Deregulation efforts, such as the Depository Institutions Deregulation and Monetary Control Act of 1980 (DIDMCA), aimed to grant S&Ls more flexibility, allowing them to offer a wider range of services and make riskier investments3. However, this deregulation, coupled with inadequate risk management and, in some cases, fraudulent practices, contributed to the catastrophic savings and loan crisis of the 1980s. Hundreds of institutions failed, costing taxpayers billions of dollars2. This crisis highlighted the importance of robust deposit insurance and stringent regulation to prevent excessive risk-taking and protect the financial system from significant economic downturns. The crisis led to the establishment of the Resolution Trust Corporation (RTC) to manage and dispose of the assets of failed S&Ls, a massive undertaking that sought to minimize impact on real estate and financial markets1.
Savings and Loan vs. Commercial Bank
The primary distinction between a savings and loan association and a commercial bank traditionally lay in their core business focus and regulatory structure. Savings and loan associations historically specialized in residential mortgage lending and accepting deposits from individuals, often operating as mutual organizations. Their mission was largely centered around promoting homeownership and community savings.
Commercial banks, on the other hand, have a broader scope. While they also accept deposits and make loans, their lending activities extend significantly into commercial lending to businesses, offering a wider array of financial services such as checking accounts, lines of credit, and investment banking services. Regulatory frameworks for the two types of institutions also differed historically, although various legislative acts throughout the late 20th century have blurred these lines, allowing both types of institutions to offer increasingly similar products and services. Today, many institutions that were once solely savings and loan associations operate much like commercial banks due to consolidation and deregulation.
FAQs
What is the main purpose of a savings and loan association?

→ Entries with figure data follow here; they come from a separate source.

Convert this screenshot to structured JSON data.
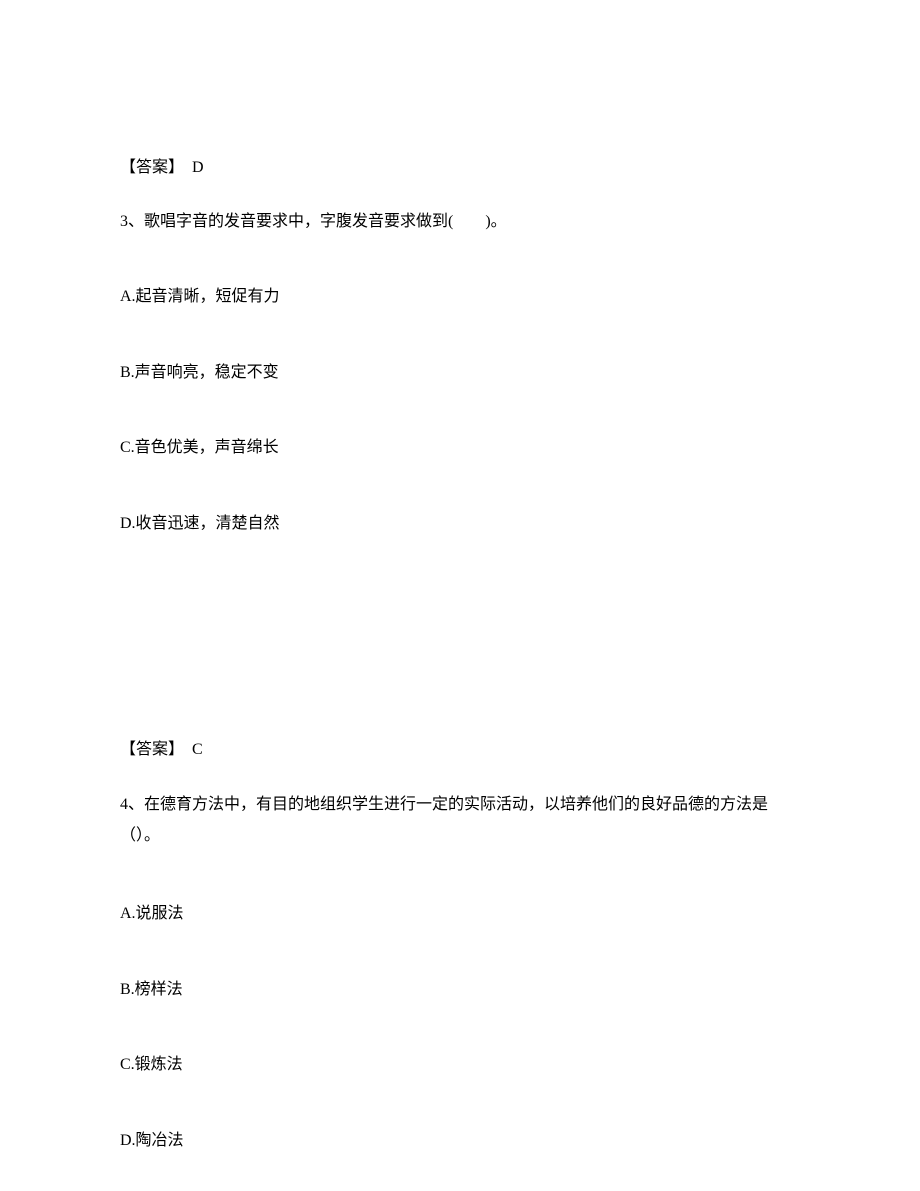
{
  "answer2": {
    "label": "【答案】",
    "value": "D"
  },
  "question3": {
    "number": "3、",
    "text": "歌唱字音的发音要求中，字腹发音要求做到(　　)。",
    "options": {
      "A": "A.起音清晰，短促有力",
      "B": "B.声音响亮，稳定不变",
      "C": "C.音色优美，声音绵长",
      "D": "D.收音迅速，清楚自然"
    }
  },
  "answer3": {
    "label": "【答案】",
    "value": "C"
  },
  "question4": {
    "number": "4、",
    "text": "在德育方法中，有目的地组织学生进行一定的实际活动，以培养他们的良好品德的方法是（）。",
    "options": {
      "A": "A.说服法",
      "B": "B.榜样法",
      "C": "C.锻炼法",
      "D": "D.陶冶法"
    }
  }
}
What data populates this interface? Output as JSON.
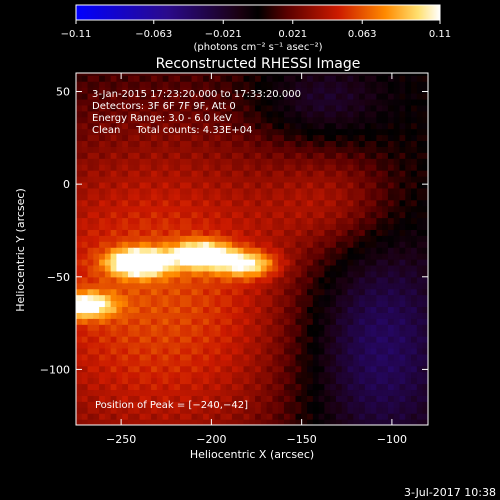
{
  "chart_data": {
    "type": "heatmap",
    "title": "Reconstructed RHESSI Image",
    "colorbar": {
      "min": -0.11,
      "max": 0.11,
      "tick_labels": [
        "−0.11",
        "−0.063",
        "−0.021",
        "0.021",
        "0.063",
        "0.11"
      ],
      "ticks": [
        -0.11,
        -0.063,
        -0.021,
        0.021,
        0.063,
        0.11
      ],
      "units_label": "(photons cm⁻² s⁻¹ asec⁻²)"
    },
    "xlabel": "Heliocentric X (arcsec)",
    "ylabel": "Heliocentric Y (arcsec)",
    "xlim": [
      -275,
      -80
    ],
    "ylim": [
      -130,
      60
    ],
    "x_ticks": [
      -250,
      -200,
      -150,
      -100
    ],
    "x_tick_labels": [
      "−250",
      "−200",
      "−150",
      "−100"
    ],
    "y_ticks": [
      50,
      0,
      -50,
      -100
    ],
    "y_tick_labels": [
      "50",
      "0",
      "−50",
      "−100"
    ],
    "info_lines": [
      "3-Jan-2015 17:23:20.000 to 17:33:20.000",
      "Detectors: 3F 6F 7F 9F, Att 0",
      "Energy Range: 3.0 - 6.0 keV",
      "Clean     Total counts: 4.33E+04"
    ],
    "peak_label": "Position of Peak = [−240,−42]",
    "peak": [
      -240,
      -42
    ],
    "sources": [
      {
        "x": -240,
        "y": -42,
        "amp": 1.0
      },
      {
        "x": -205,
        "y": -38,
        "amp": 0.85
      },
      {
        "x": -270,
        "y": -65,
        "amp": 0.7
      },
      {
        "x": -180,
        "y": -43,
        "amp": 0.6
      }
    ]
  },
  "footer_date": "3-Jul-2017 10:38"
}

The main purpose of a savings and loan association is to serve as a financial intermediary, primarily by accepting deposits from individuals and using those funds to provide residential mortgages for home purchases. This focus helps support homeownership within communities.
How are savings and loan associations regulated?
Savings and loan associations are regulated by federal and state agencies, similar to other depository institutions. Historically, they were overseen by specific thrift regulators, but after the savings and loan crisis, much of their oversight and deposit insurance responsibilities were consolidated under the Federal Deposit Insurance Corporation (FDIC).
Are savings and loan associations still common today?
While many institutions that started as savings and loan associations still exist, the traditional distinctions between them and commercial banks have largely faded due to deregulation and industry consolidation. Many have broadened their services and may now operate as full-service banks. However, their historical legacy and focus on mortgage finance remain important.
What happened during the savings and loan crisis?
The savings and loan crisis of the 1980s was a major financial upheaval caused by rising interest rates, deregulation that allowed risky investments, and, in some cases, mismanagement and fraud. Hundreds of savings and loan associations failed, leading to a significant government bailout and the creation of the Resolution Trust Corporation to manage the crisis.